Interactive Dashboard

The Dash-based dashboard provides visual intent analysis:

def create_intent_distribution_chart(self, intent_data: List[Dict]) -> go.Figure:
    fig = go.Figure(data=[
        go.Bar(
            x=intent_names,
            y=page_counts,
            marker_color=confidence_scores,
            text=[f"{conf:.0%}" for conf in confidence_scores]
        )
    ])

Features include:

  • Intent distribution visualization
  • Section-by-section analysis
  • Confidence score indicators
  • Export capabilities

Technical Optimizations

Performance Considerations

  1. Rate Limiting: Configurable delays prevent overwhelming servers
  2. Concurrent Processing: Multiple analysis methods run in parallel
  3. Memory Management: Large texts are truncated for NLP processing
  4. Caching: Results are date-organized for easy retrieval

Scalability Design

def manage_results_directory(config: Dict[str, Any]) -> str:
    # Automatic cleanup of old results
    if keep_past_results >= 0:
        cleanup_old_results(base_dir, keep_past_results, date_format)

The tool automatically manages disk space by cleaning up old results while preserving recent analyses.

Real-World Impact

Intent Crawler reveals insights that traditional analytics miss:

  1. Content Gaps: Discover intents users seek but your content doesn’t address
  2. AI Readiness: Understand how well your content serves AI agents
  3. User Journey Mapping: See the problems users are trying to solve
  4. Content Strategy: Align content creation with discovered user needs

Conclusion

Intent Crawler solves a critical problem in the AI era: understanding how machines interpret your website’s purpose.
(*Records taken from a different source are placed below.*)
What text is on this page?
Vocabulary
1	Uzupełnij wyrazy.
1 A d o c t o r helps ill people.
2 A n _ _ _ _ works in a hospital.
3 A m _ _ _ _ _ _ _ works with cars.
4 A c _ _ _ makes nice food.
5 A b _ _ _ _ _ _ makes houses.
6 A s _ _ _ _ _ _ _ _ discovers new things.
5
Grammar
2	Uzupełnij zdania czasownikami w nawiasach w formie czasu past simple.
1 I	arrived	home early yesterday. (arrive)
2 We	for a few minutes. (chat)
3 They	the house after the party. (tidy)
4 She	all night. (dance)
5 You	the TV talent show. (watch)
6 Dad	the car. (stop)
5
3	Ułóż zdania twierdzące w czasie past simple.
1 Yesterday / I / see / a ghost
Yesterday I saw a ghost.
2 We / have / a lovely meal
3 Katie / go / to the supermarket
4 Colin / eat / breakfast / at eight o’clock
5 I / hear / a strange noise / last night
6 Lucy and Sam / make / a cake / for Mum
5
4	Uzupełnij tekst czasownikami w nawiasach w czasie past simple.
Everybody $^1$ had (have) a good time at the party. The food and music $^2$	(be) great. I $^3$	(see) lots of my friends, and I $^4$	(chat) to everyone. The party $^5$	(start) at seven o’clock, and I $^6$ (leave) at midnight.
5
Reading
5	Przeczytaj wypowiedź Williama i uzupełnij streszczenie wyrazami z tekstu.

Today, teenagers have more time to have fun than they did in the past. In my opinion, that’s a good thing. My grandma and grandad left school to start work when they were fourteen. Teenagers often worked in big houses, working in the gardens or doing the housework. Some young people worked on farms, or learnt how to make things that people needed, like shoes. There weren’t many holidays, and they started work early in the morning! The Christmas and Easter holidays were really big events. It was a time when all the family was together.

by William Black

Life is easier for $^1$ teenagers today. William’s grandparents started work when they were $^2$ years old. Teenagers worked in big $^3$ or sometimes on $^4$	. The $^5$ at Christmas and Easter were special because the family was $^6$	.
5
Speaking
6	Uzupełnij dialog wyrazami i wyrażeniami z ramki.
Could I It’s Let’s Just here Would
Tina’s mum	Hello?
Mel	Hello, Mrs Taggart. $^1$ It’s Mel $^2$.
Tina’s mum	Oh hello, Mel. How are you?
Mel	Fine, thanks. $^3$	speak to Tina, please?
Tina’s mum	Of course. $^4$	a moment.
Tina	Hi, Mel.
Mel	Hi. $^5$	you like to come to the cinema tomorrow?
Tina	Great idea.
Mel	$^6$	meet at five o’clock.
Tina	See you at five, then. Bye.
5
By combining respectful crawling, intelligent content processing, and sophisticated intent discovery, it provides a window into your site’s AI-perceived value.

The tool’s modular architecture makes it extensible - new intent patterns, ML models, or output formats can be added without restructuring the core pipeline. As AI agents become increasingly important traffic sources, tools like Intent Crawler help ensure your content effectively communicates user value to both human and artificial visitors.

Whether you’re optimizing for ChatGPT citations, improving content strategy, or simply curious about your site’s AI interpretation, Intent Crawler provides the insights needed to thrive in an AI-augmented web.